Quelle parole che dette da suo fratello avevano significato un “mi dispiace” rivolto a tutti loro, e il desiderio di dare tutto, anche se stesso ma non la loro famiglia.

«War is over, China.»

La guerra è finita; hai perso.

 

 

 

Note

Sperando di ricordarmele tutte, che sarebbe carino XD

 

1.“E il mare non era più accessibile ormai”: durante la guerra sino-giapponese, ad un certo punto le flotte del Giappone distruggendo la maggior parte delle navi cinesi assunsero il controllo dell’entrata a Beijing dal mare. Per questo Hong Kong sostiene che non sia più accessibile (né, di conseguenza, una zona sicura dove circolare).

 

2.“Shimonoseki”: il suono che, nell’insieme della lingua straniera, a Hong Kong sembra familiare è il nome del trattato del 17 aprile 1895 con cui la Cina fu costretta – tra le altre cose menzionate – a cedere il Taiwan al Giappone e a concedere l’indipendenza alla Corea.

 

3.“Nella lingua in cui avevano parlato Yao e Kiku”: in Hetalia si suppone che ai meeting generali (e non), i vari paesi comunichino fra loro in inglese. Basandomi su questo, ho considerato che Yao/Cina essendo nel commercio internazionale da parecchio vista la veneranda età la conoscesse per forza di cose.

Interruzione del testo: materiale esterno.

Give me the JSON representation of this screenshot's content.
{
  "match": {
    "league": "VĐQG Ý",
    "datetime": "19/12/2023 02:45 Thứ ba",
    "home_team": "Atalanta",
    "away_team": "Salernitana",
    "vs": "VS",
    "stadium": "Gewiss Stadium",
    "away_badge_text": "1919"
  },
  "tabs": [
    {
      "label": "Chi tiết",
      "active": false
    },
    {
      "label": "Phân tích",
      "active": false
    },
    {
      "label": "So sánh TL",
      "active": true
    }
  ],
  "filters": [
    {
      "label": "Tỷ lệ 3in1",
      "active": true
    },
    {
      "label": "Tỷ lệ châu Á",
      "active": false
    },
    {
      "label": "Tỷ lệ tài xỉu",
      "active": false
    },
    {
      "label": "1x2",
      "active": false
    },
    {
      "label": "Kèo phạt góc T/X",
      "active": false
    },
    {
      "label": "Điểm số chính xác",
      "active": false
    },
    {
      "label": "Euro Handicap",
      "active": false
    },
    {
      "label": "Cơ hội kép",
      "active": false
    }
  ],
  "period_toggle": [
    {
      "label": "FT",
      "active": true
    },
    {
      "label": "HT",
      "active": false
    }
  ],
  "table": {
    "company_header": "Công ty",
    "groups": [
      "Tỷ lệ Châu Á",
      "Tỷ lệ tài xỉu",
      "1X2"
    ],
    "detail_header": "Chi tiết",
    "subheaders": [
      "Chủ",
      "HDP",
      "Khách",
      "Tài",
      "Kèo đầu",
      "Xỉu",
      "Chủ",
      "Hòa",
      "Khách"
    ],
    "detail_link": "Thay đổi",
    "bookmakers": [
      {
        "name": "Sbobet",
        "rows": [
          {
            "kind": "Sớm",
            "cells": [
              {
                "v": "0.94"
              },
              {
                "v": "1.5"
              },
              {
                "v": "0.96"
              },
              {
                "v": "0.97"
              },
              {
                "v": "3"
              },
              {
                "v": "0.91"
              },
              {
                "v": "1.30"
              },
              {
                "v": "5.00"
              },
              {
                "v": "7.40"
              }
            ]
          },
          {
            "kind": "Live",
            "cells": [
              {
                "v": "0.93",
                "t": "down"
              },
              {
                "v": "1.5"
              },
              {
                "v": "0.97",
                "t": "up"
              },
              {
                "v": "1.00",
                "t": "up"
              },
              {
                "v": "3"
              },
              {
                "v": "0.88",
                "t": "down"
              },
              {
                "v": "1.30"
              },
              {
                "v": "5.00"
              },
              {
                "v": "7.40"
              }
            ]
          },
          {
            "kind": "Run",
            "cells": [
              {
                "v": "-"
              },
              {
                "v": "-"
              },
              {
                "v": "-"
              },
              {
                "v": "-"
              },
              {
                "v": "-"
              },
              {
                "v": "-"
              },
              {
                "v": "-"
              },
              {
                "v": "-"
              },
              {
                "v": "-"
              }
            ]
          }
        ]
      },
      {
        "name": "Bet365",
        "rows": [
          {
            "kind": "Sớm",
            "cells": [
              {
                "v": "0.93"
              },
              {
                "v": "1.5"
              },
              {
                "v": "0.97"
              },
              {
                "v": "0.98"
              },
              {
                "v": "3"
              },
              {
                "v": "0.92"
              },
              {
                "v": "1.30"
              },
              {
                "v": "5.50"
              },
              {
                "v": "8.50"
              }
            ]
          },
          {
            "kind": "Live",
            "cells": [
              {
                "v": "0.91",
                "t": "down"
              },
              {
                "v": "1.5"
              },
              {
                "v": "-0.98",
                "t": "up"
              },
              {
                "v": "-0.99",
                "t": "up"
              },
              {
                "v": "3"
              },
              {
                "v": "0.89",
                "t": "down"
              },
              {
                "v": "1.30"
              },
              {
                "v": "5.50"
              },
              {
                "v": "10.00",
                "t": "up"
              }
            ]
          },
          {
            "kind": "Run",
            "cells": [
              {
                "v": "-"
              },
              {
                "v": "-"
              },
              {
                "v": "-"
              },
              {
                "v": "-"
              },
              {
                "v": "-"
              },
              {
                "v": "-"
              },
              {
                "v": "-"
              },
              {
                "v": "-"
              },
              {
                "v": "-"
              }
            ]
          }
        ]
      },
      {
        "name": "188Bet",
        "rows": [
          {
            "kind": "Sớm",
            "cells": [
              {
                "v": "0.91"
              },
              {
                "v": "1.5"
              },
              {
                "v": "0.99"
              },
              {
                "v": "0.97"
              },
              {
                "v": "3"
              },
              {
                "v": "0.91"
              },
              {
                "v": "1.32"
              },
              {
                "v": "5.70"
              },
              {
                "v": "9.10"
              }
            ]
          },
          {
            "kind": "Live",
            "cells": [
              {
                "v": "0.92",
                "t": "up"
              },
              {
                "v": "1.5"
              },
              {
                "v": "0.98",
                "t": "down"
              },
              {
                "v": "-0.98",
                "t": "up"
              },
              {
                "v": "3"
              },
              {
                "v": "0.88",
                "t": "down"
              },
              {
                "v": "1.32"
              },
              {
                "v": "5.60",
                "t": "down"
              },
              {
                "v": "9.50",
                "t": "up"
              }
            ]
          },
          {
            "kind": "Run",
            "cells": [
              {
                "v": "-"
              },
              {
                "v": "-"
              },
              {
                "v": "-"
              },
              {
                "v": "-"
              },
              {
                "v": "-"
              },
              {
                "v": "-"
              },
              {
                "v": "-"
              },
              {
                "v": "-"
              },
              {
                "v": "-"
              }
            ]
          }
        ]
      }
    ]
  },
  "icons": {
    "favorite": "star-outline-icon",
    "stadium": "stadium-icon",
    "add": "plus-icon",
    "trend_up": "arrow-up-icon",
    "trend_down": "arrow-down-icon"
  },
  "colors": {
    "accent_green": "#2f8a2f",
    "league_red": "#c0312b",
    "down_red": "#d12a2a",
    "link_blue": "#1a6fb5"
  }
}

Allo stesso modo Kiku, che in quanto Giappone fortemente influenzato dall’Occidente in quegli anni è plausibile la conoscesse.

Yong Soo ho immaginato la potesse sapere vista l’indipendenza che ne conseguì e considerando che la Corea al momento dell’indipendenza aveva anche un linguaggio suo sviluppato dal modello cinese. Chiaramente però, non avendo mai avuto rapporti con l’esterno in quanto nazione a sé ho ritenuto plausibile che il suo inglese fosse più rozzo.

Infine, essendo Hong Kong e Taiwan i più piccolini e meno indipendenti di tutti, ho preferito per coerenza renderli incapaci di capire l’inglese.

 

4.“Gege”: fratellone in cinese.

 

5.“Quando poi quell’uomo biondo lo aveva portato via di casa definitivamente”: l’uomo biondo è Arthur, per la cronaca XD

La scelta di quel “definitivamente” è dovuta alla natura della Prima Guerra dell’oppio: da fonti wikipediane risulta che durante questa guerra, intorno al 1841 i villaggi di pescatori di Hong Kong furono insediati dalla Gran Bretagna.

Le aree che rimasero libere, tuttavia, furono del tutto cedute solo il 1 luglio del 1898.

Attuando il tutto su Hetalia, ho ipotizzato che Hong Kong fosse stato avvicinato da Arthur una volta in passato, suscitandone l’interesse e che fosse poi stato portato via del tutto nel 1898, ossia tre anni dopo che Kiku ha portato via Taiwan e forzato l’indipendenza di Yong Soo.